2012年7月13日金曜日

98才、吉田秀和の遺稿


音楽評論家(文化勲章受章)、吉田秀和が死去した時、朝日新聞が一面トップ、文化欄、社会面で詳しく報じた。

しかし、追悼記事の圧巻はなんといっても「レコード芸術」7月号(音楽の友社)”追悼特集・吉田秀和”である。
死の前日(5月21日)、編集担当が鎌倉のご自宅に原稿をとりに行ったのだという。その時の先生とのやりとり、そして、渡された手書きの原稿(写真)を見ると、吉田は死の前日まで矍鑠としていた事がわかる。
吉田の手書きの原稿を見ると、文字自体が楷書で美しく流れるようだ。しかも修正箇所があると、文字数がオーバーしないように次の行で調整している。これらの作業は瞬時に行なわれ、次に書き進む。一気に書かれたものだと推察される。98才、しかも死を間近にした人間が書いたものとは思えない。
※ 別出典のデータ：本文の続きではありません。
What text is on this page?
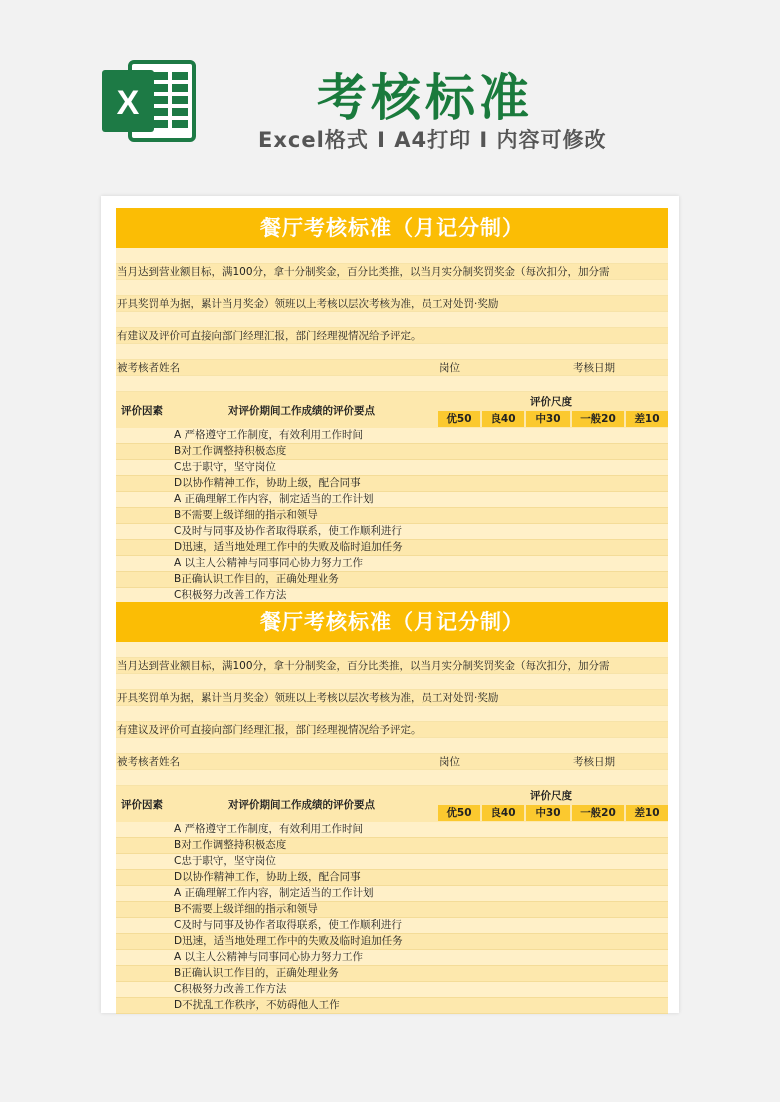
X	考核标准
Excel格式 I A4打印 I 内容可修改
餐厅考核标准（月记分制）
当月达到营业额目标，满100分，拿十分制奖金，百分比类推，以当月实分制奖罚奖金（每次扣分，加分需
开具奖罚单为据，累计当月奖金）领班以上考核以层次考核为准，员工对处罚·奖励
有建议及评价可直接向部门经理汇报，部门经理视情况给予评定。
被考核者姓名	岗位	考核日期
评价因素	对评价期间工作成绩的评价要点
评价尺度
优50	良40	中30	一般20	差10
A 严格遵守工作制度，有效利用工作时间
B对工作调整持积极态度
C忠于职守，坚守岗位
D以协作精神工作，协助上级，配合同事
A 正确理解工作内容，制定适当的工作计划
B不需要上级详细的指示和领导
C及时与同事及协作者取得联系，使工作顺利进行
D迅速，适当地处理工作中的失败及临时追加任务
A 以主人公精神与同事同心协力努力工作
B正确认识工作目的，正确处理业务
C积极努力改善工作方法
餐厅考核标准（月记分制）
当月达到营业额目标，满100分，拿十分制奖金，百分比类推，以当月实分制奖罚奖金（每次扣分，加分需
开具奖罚单为据，累计当月奖金）领班以上考核以层次考核为准，员工对处罚·奖励
有建议及评价可直接向部门经理汇报，部门经理视情况给予评定。
被考核者姓名	岗位	考核日期
评价因素	对评价期间工作成绩的评价要点
评价尺度
优50	良40	中30	一般20	差10
A 严格遵守工作制度，有效利用工作时间
B对工作调整持积极态度
C忠于职守，坚守岗位
D以协作精神工作，协助上级，配合同事
A 正确理解工作内容，制定适当的工作计划
B不需要上级详细的指示和领导
C及时与同事及协作者取得联系，使工作顺利进行
D迅速，适当地处理工作中的失败及临时追加任务
A 以主人公精神与同事同心协力努力工作
B正确认识工作目的，正确处理业务
C积极努力改善工作方法
D不扰乱工作秩序，不妨碍他人工作
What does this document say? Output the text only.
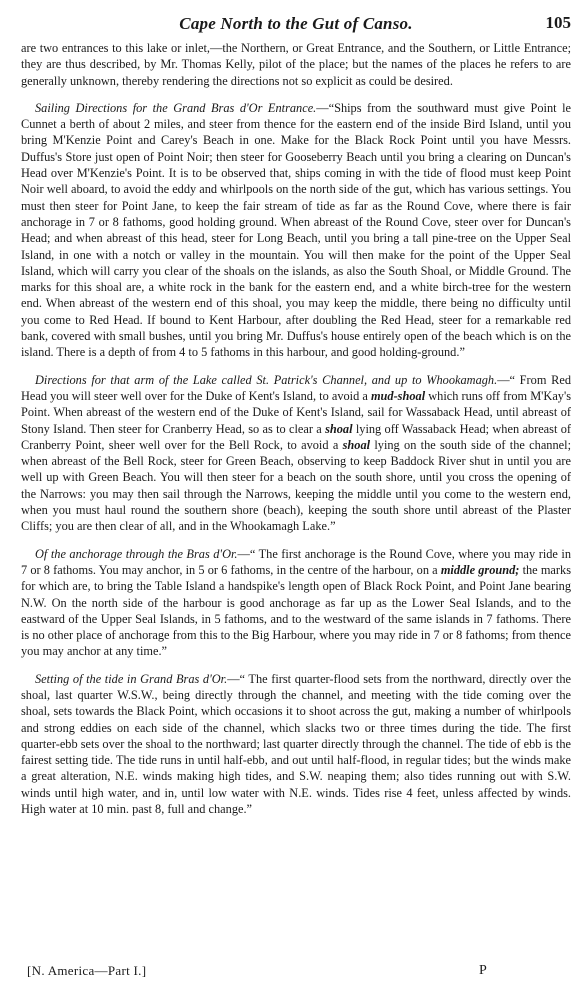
Cape North to the Gut of Canso.	105

are two entrances to this lake or inlet,—the Northern, or Great Entrance, and the Southern, or Little Entrance; they are thus described, by Mr. Thomas Kelly, pilot of the place; but the names of the places he refers to are generally unknown, thereby rendering the directions not so explicit as could be desired.

Sailing Directions for the Grand Bras d'Or Entrance.—“Ships from the southward must give Point le Cunnet a berth of about 2 miles, and steer from thence for the eastern end of the inside Bird Island, until you bring M'Kenzie Point and Carey's Beach in one. Make for the Black Rock Point until you have Messrs. Duffus's Store just open of Point Noir; then steer for Gooseberry Beach until you bring a clearing on Duncan's Head over M'Kenzie's Point. It is to be observed that, ships coming in with the tide of flood must keep Point Noir well aboard, to avoid the eddy and whirlpools on the north side of the gut, which has various settings. You must then steer for Point Jane, to keep the fair stream of tide as far as the Round Cove, where there is fair anchorage in 7 or 8 fathoms, good holding ground. When abreast of the Round Cove, steer over for Duncan's Head; and when abreast of this head, steer for Long Beach, until you bring a tall pine-tree on the Upper Seal Island, in one with a notch or valley in the mountain. You will then make for the point of the Upper Seal Island, which will carry you clear of the shoals on the islands, as also the South Shoal, or Middle Ground. The marks for this shoal are, a white rock in the bank for the eastern end, and a white birch-tree for the western end. When abreast of the western end of this shoal, you may keep the middle, there being no difficulty until you come to Red Head. If bound to Kent Harbour, after doubling the Red Head, steer for a remarkable red bank, covered with small bushes, until you bring Mr. Duffus's house entirely open of the beach which is on the island. There is a depth of from 4 to 5 fathoms in this harbour, and good holding-ground.”

Directions for that arm of the Lake called St. Patrick's Channel, and up to Whookamagh.—“ From Red Head you will steer well over for the Duke of Kent's Island, to avoid a mud-shoal which runs off from M'Kay's Point. When abreast of the western end of the Duke of Kent's Island, sail for Wassaback Head, until abreast of Stony Island. Then steer for Cranberry Head, so as to clear a shoal lying off Wassaback Head; when abreast of Cranberry Point, sheer well over for the Bell Rock, to avoid a shoal lying on the south side of the channel; when abreast of the Bell Rock, steer for Green Beach, observing to keep Baddock River shut in until you are well up with Green Beach. You will then steer for a beach on the south shore, until you cross the opening of the Narrows: you may then sail through the Narrows, keeping the middle until you come to the western end, when you must haul round the southern shore (beach), keeping the south shore until abreast of the Plaster Cliffs; you are then clear of all, and in the Whookamagh Lake.”

Of the anchorage through the Bras d'Or.—“ The first anchorage is the Round Cove, where you may ride in 7 or 8 fathoms. You may anchor, in 5 or 6 fathoms, in the centre of the harbour, on a middle ground; the marks for which are, to bring the Table Island a handspike's length open of Black Rock Point, and Point Jane bearing N.W. On the north side of the harbour is good anchorage as far up as the Lower Seal Islands, and to the eastward of the Upper Seal Islands, in 5 fathoms, and to the westward of the same islands in 7 fathoms. There is no other place of anchorage from this to the Big Harbour, where you may ride in 7 or 8 fathoms; from thence you may anchor at any time.”

Setting of the tide in Grand Bras d'Or.—“ The first quarter-flood sets from the northward, directly over the shoal, last quarter W.S.W., being directly through the channel, and meeting with the tide coming over the shoal, sets towards the Black Point, which occasions it to shoot across the gut, making a number of whirlpools and strong eddies on each side of the channel, which slacks two or three times during the tide. The first quarter-ebb sets over the shoal to the northward; last quarter directly through the channel. The tide of ebb is the fairest setting tide. The tide runs in until half-ebb, and out until half-flood, in regular tides; but the winds make a great alteration, N.E. winds making high tides, and S.W. neaping them; also tides running out with S.W. winds until high water, and in, until low water with N.E. winds. Tides rise 4 feet, unless affected by winds. High water at 10 min. past 8, full and change.”

[N. America—Part I.]	P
原稿の内容は「神のヴァイオリン弾き」とうハイフェッツのDVDを見た感想から始まる。一般的に演奏者を評する時、演奏解釈、演奏技術が論じられるが、ハイフェッツは別次元の奏者だというのである。彼の場合、その発する音だけで聴き手を魅了した「ある絶対的なもの」だというのである。

この原稿を読み終わった後、思わずハイフェッツのCDを取り出し、久しぶりに絶対的なものを味わった。